Science News, July 19, 1997, Vol. 152, pp. 40-42. No references to journal articles were given.
First, a little background. Scientists have known since the 1950s and 1960s that tumor cells have unusual chromosomes. The chromosomes are present in greater numbers; they are rearranged by deletion, inversion of segments, or exchange of material between chromosomes. The exchanges are called "translocations" and they became especially important to the researchers when they found that some translocations occurred regularly in certain types of cancers. One of the most famous translocations is the "Philadelphia chromosome", derived from an exchange between chromosomes 9 and 22. The Philadelphia chromosome is found in most tumor cells from patients with CML and some tumor cells of patients with ALL. That is why the research summarized in the following paragraphs is particularly important to leukemia patients.

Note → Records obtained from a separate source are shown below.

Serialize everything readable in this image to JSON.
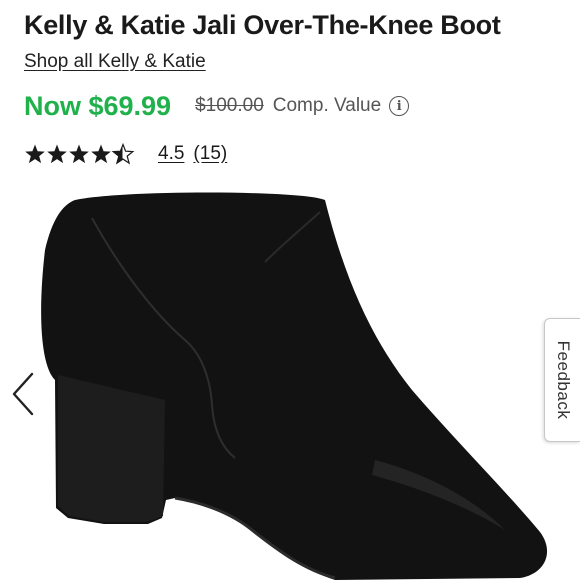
{
  "product": {
    "title": "Kelly & Katie Jali Over-The-Knee Boot",
    "shop_link": "Shop all Kelly & Katie",
    "price_now": "Now $69.99",
    "price_original": "$100.00",
    "comp_label": "Comp. Value",
    "info_icon": "info-icon",
    "rating": {
      "value_text": "4.5",
      "count_text": "(15)",
      "stars": 4.5,
      "max_stars": 5
    }
  },
  "gallery": {
    "prev_icon": "chevron-left-icon",
    "image_subject": "black suede block-heel boot"
  },
  "feedback": {
    "label": "Feedback"
  },
  "colors": {
    "price_green": "#20b14c",
    "boot": "#121212",
    "text": "#1a1a1a"
  }
}
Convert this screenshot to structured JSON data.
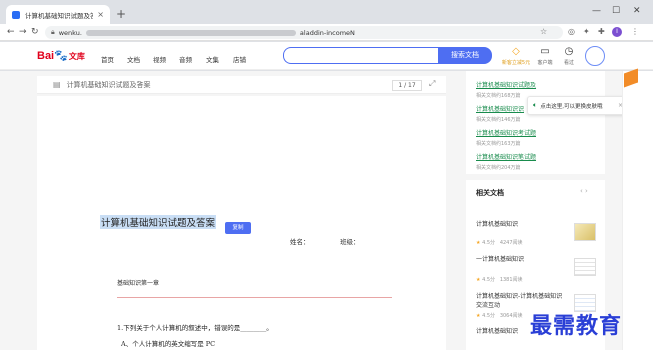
{
  "browser": {
    "tab_title": "计算机基础知识试题及答案 - 百",
    "tab_close": "×",
    "new_tab": "+",
    "win_min": "—",
    "win_max": "☐",
    "win_close": "✕",
    "url_prefix": "wenku.",
    "url_suffix": "aladdin-incomeN",
    "profile_initial": "I"
  },
  "site": {
    "logo_text": "Bai",
    "logo_paw": "🐾",
    "logo_suffix": "文库",
    "nav": [
      "首页",
      "文档",
      "视频",
      "音频",
      "文集",
      "店铺"
    ],
    "search_button": "搜索文档",
    "tools": [
      {
        "icon": "◇",
        "label": "新客立减5元"
      },
      {
        "icon": "▭",
        "label": "客户端"
      },
      {
        "icon": "◷",
        "label": "看过"
      }
    ]
  },
  "doc": {
    "toolbar_title": "计算机基础知识试题及答案",
    "page_indicator": "1 / 17",
    "title": "计算机基础知识试题及答案",
    "copy_button": "复制",
    "name_label": "姓名：",
    "class_label": "班级：",
    "chapter": "基础知识第一章",
    "question_1": "1.下列关于个人计算机的叙述中，错误的是________。",
    "question_1_option_a": "A、个人计算机的英文缩写是 PC"
  },
  "sidebar": {
    "top_links": [
      {
        "title": "计算机基础知识试题及",
        "meta": "相关文档约168万篇"
      },
      {
        "title": "计算机基础知识识",
        "meta": "相关文档约146万篇"
      },
      {
        "title": "计算机基础知识考试题",
        "meta": "相关文档约163万篇"
      },
      {
        "title": "计算机基础知识笔试题",
        "meta": "相关文档约204万篇"
      }
    ],
    "popover_text": "点击这里,可以更换皮肤哦",
    "popover_close": "×",
    "related_heading": "相关文档",
    "related": [
      {
        "title": "计算机基础知识",
        "score": "4.5分",
        "reads": "4247阅读"
      },
      {
        "title": "一计算机基础知识",
        "score": "4.5分",
        "reads": "1381阅读"
      },
      {
        "title": "计算机基础知识-计算机基础知识交流互动",
        "score": "4.5分",
        "reads": "3064阅读"
      },
      {
        "title": "计算机基础知识",
        "score": "",
        "reads": ""
      }
    ]
  },
  "watermark": "最需教育"
}
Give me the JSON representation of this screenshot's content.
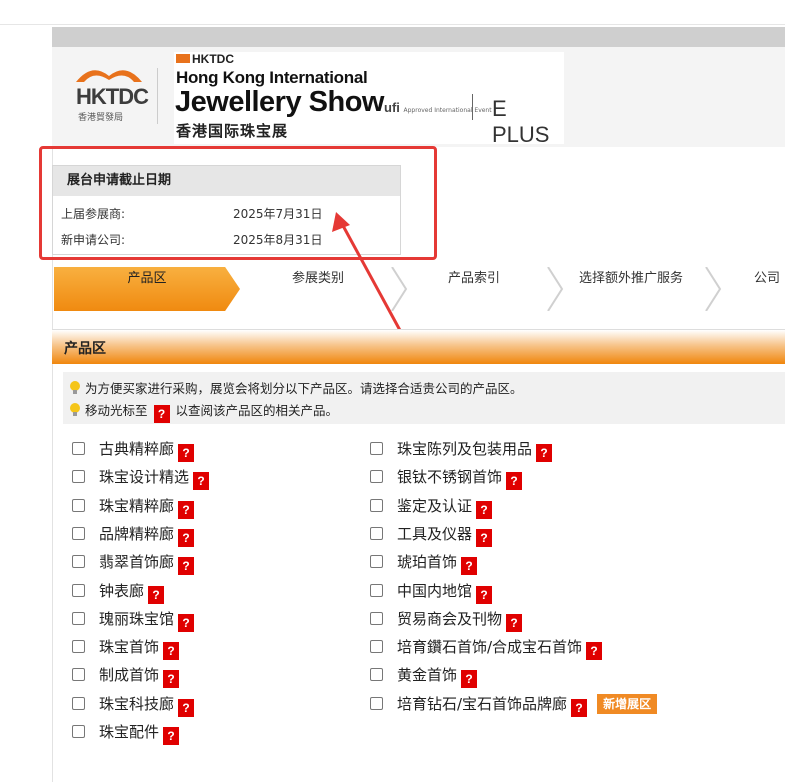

A research group at Duke University Medical Center led by Ann Marie Pendergast has discovered clues to how the Philadelphia chromosome causes leukemia.
As a cell divides, genetic mixing and matching occurs. Accidents can happen. When bits of chromosomes 9 and 22 are mistakenly snipped off and mistakenly rejoined to one another in a particular order to form the Philadelphia chromosome, the result is that a piece of a gene called BCR is restitched to a large gene called cABL.
Now, this little stitched together gene piece of BCR/ABL contains the blueprints for proteins. It is especially evil because the BCR part contains sequences which permanently activate a part of the ABL component: tyrosine kinase. And, even worse, the ABL segment permanently activates the BCR portion. The proteins get produced and the cell-division machinery is turned on, sending the cell dividing out of control: cancer.
The researchers are studying exactly how the BCR portion takes over the controls of a leukemia cell. Earlier, they found that it triggers oncogenes -- cancer genes -- by affecting a protein called GRB-2. This protein then switches on other enzymes that cause the cell to divide out of control.
But they suspected that the BCR affected other pathways as well. Cells employ multiple pathways to control cell growth, otherwise if something goes wrong, the cell would die. The same is true for an oncogene: it must have many pathways to make cells proliferate.
Now, Pendergast's group has found one more pathway by which BCR works: it interacts with a key cell protein called 14-3-3. Although first isolated decades ago, the role of 14-3-3 in the cell is still uncertain, although biologists now believe that proteins of this type are important links in the process of telling the cell to divide.
The researchers hope that this knowledge will help find ways to stop the leukemia process at the very beginning.